In theory it is simple. You form a cross-functional team, you set it up with a visual, prioritized backlog, and away you go on your journey towards agile.
In theory, your team can handle anything you throw into the backlog. The team is a software factory that churns out quality code with regular intervals and everybody in the team is happy with their new role as a team member.
Theory – meet Reality. Reality – this is Theory, that I’ve told you so much about.
In reality, all team members cannot – because of skill set or experience or role (or even, in some cases, their long term career plan) – handle (and not even contribute to the completion of) the work items that goes into the backlog. Regardless of the reason, I call this the Backlog-Team-Incompatibility (BTI).
There might be several causes for the BTI to occur – perhaps the team was originally formed for some other purpose, or the team has members with some competence that is no longer required – but it does not matter. Somehow, the BTI must be handled, and sooner rather than later.
The short time span
Depending on the team, it might be the scrum master or the team members themselves that becomes aware of the BTI. A team member suddenly has no more suitable tasks, and the new tasks on the board are simply not a good fit. Do not worry! This happens to all teams, all the time. Take this as an opportunity to pair program, learn new things, share knowledge, work on that system documentation, set up a build server or test routine or something else that the team will benefit from.
The average time span
If a team member consistenly is suffering from BTI, and the team feel that they have exhausted their possibilities of resolving this situation, the product owner must be notified.
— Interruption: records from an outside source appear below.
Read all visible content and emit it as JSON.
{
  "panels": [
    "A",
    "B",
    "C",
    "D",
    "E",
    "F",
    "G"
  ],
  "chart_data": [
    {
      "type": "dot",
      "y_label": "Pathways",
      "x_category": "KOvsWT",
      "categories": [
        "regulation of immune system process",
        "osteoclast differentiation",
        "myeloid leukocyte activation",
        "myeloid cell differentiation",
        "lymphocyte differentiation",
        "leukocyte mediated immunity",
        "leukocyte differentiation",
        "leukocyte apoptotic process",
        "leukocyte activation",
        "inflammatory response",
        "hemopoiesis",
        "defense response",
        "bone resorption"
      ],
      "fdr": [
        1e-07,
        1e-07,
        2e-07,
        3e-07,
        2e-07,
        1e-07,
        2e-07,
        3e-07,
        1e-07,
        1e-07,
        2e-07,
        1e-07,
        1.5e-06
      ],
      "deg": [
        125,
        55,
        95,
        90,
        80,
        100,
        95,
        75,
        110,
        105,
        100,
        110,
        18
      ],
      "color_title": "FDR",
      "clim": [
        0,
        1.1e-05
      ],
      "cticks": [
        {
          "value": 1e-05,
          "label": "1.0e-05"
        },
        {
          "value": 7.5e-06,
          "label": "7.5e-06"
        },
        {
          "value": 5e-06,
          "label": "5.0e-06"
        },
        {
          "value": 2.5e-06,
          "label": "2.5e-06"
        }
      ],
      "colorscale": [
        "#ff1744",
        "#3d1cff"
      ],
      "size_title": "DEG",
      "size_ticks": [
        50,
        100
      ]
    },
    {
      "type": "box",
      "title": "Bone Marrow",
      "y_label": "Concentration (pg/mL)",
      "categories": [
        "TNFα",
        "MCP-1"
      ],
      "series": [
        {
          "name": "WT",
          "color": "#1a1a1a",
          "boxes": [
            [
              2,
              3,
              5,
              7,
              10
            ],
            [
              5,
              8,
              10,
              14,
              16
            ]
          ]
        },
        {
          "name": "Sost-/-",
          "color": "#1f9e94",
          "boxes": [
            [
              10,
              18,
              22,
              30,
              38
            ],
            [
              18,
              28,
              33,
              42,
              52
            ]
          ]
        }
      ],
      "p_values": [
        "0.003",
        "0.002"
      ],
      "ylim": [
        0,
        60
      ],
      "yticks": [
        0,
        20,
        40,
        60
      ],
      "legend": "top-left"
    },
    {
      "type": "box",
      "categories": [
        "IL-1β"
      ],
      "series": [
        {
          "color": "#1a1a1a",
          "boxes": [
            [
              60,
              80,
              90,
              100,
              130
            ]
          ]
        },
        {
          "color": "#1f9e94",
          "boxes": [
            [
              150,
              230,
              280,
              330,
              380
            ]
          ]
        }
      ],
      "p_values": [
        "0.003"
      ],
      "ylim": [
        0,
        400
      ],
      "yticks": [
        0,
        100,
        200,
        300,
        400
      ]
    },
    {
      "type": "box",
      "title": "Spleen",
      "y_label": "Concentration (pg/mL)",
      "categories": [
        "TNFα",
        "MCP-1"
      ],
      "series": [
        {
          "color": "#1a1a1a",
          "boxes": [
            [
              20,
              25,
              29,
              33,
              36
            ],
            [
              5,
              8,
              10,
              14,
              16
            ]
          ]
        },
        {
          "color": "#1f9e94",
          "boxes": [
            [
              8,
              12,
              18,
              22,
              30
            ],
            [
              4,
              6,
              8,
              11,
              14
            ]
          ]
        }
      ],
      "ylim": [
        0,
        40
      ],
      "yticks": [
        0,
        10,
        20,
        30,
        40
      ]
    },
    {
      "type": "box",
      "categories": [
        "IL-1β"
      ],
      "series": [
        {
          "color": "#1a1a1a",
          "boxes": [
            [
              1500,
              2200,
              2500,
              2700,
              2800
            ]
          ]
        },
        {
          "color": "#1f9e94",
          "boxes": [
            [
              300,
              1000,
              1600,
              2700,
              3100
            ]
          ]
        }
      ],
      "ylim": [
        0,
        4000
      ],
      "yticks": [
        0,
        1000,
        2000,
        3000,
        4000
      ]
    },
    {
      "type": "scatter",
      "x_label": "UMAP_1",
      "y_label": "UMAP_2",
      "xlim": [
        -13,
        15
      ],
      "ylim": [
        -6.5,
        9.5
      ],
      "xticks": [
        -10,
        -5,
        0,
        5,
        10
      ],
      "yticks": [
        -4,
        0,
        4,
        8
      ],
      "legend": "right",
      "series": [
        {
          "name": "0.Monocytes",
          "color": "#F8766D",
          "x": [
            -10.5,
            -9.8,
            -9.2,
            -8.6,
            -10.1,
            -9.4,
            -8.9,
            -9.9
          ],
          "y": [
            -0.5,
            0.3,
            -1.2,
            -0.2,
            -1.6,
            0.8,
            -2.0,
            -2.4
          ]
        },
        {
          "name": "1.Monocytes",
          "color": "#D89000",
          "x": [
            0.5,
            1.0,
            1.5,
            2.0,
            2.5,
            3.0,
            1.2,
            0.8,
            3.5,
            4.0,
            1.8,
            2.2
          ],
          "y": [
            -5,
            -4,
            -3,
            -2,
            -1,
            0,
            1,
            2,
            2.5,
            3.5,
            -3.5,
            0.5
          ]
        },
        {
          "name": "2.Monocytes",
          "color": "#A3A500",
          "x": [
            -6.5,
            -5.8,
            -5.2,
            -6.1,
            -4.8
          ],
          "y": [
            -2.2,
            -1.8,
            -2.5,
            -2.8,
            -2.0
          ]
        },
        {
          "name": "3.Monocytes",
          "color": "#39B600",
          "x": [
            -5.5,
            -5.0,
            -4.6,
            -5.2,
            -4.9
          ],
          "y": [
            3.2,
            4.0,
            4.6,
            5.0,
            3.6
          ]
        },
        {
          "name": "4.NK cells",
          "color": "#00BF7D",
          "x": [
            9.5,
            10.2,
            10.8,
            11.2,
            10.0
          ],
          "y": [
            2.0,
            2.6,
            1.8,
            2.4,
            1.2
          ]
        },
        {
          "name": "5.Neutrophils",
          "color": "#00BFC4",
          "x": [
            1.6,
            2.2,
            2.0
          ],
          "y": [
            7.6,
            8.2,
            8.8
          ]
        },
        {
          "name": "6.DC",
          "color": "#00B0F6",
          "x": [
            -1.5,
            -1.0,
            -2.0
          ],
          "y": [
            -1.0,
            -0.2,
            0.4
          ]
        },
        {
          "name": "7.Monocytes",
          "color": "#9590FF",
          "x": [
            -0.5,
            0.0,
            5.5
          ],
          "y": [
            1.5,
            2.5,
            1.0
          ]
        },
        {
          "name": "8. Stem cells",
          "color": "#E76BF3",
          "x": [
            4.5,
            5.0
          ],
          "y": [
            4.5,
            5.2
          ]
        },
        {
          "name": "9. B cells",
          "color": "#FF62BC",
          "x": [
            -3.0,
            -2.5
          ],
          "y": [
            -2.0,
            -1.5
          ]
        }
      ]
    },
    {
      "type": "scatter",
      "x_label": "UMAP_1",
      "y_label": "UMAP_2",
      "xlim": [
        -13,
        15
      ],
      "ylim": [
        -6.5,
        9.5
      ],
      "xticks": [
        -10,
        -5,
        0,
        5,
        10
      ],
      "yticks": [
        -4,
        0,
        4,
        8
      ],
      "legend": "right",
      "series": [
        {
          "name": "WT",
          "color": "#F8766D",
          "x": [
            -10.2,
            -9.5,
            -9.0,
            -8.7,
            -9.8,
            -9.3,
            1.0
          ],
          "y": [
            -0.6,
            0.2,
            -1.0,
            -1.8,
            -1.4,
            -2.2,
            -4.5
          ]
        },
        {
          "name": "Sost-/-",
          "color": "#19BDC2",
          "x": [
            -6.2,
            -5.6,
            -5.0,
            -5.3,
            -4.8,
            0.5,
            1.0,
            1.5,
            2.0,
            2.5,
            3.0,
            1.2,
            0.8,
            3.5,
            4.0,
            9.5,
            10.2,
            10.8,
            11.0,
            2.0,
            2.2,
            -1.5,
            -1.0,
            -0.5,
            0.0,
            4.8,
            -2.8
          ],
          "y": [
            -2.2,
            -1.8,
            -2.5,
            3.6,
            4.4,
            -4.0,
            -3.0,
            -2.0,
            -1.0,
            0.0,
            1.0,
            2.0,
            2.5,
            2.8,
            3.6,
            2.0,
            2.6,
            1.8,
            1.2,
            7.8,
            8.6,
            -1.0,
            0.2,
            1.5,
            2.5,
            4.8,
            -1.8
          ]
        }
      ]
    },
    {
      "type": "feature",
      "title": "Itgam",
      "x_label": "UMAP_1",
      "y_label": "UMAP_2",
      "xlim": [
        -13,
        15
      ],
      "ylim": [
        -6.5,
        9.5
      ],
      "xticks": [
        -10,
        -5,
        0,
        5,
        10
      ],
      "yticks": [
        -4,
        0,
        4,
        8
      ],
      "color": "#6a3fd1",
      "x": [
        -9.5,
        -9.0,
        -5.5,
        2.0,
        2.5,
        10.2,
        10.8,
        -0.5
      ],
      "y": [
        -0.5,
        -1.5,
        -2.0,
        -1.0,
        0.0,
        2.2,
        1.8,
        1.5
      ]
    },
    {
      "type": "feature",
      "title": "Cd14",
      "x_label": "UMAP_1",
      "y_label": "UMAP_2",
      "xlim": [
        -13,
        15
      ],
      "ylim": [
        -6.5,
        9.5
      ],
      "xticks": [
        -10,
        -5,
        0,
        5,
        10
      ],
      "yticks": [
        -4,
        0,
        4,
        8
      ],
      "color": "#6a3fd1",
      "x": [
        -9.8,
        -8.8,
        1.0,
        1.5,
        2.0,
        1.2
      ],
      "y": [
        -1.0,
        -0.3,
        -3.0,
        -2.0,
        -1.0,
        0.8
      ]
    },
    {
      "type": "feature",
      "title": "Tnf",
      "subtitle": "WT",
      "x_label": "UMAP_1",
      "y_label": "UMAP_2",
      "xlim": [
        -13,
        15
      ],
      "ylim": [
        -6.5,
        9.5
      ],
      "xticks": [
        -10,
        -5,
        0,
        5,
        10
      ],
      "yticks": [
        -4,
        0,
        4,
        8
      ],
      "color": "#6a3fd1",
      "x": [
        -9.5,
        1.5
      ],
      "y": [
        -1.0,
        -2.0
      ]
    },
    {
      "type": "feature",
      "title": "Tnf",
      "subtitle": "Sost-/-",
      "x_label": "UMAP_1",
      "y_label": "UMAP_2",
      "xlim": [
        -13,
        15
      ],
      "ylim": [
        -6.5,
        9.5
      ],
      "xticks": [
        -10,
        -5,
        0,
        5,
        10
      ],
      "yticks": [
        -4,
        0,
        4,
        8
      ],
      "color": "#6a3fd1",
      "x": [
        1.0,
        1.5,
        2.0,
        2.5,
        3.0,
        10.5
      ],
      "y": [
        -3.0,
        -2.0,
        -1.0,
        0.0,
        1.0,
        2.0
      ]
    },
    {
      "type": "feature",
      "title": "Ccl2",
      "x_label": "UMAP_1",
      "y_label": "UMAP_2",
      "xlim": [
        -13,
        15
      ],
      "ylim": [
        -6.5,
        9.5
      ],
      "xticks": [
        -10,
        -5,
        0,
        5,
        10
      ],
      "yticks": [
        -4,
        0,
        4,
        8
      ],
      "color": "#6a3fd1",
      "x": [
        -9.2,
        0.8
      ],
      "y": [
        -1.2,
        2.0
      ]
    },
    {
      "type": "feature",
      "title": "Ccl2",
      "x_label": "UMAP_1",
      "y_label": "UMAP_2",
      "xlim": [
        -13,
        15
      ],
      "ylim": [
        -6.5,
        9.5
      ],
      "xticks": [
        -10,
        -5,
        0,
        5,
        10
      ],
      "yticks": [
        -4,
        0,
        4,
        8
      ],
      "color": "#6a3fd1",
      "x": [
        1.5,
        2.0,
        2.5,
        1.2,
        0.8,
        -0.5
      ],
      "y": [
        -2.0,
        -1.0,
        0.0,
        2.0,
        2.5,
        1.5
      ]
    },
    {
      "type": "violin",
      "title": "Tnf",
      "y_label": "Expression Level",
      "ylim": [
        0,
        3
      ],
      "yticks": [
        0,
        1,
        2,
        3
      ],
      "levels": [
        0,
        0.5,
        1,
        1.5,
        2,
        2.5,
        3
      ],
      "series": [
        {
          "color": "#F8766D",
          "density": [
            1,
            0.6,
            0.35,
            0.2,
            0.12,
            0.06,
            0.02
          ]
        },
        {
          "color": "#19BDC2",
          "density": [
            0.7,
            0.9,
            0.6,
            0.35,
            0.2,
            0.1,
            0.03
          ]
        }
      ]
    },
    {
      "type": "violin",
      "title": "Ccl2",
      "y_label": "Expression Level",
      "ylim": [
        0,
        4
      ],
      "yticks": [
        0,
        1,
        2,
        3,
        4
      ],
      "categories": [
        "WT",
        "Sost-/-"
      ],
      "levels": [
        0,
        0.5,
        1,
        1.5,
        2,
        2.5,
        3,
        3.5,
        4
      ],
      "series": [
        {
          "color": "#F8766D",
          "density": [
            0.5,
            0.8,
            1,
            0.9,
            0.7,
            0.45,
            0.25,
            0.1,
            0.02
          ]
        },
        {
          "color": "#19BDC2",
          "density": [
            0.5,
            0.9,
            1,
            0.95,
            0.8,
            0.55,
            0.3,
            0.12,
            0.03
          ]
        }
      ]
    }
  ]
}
Perhaps there might be suitable tasks with currently a lower priority that could be worked on? It is in the best interest of both the team and the product owner to keep the team both intact and productive, and if that means that the team temporarily does not completely work on the highest priority items, the trade-off might be worth it.
The slightly longer time span
If the BTI persists over time, the issue must be brought to the team member’s manager. Remember, it is not because the team member lacks
competence he or she lacks suitable tasks – it is just a ”case of BTI”. Again, it is usually preferrably if a solution can be found without making changes to the team. Perhaps the team member can use training or coaching to find suitable tasks.
The longer time span
If the BTI still exists over a longer period of time, the team member’s manager must take action, and remove the team member from the team. Again, it is not anyone’s fault – it is just an incompatibility.
A final word
It is important that the issue is discussed early with the product owner and the manager – exactly when depends on your situation, the severity of the BTI and the economy of the project (for how long can you afford to not utilize every team member?). The team or the scrum master can and should try to solve a BTI by themselves, but this might prove to be very difficult. And if the BTI is not resolved, the delivery, the team, and the team member will all suffer.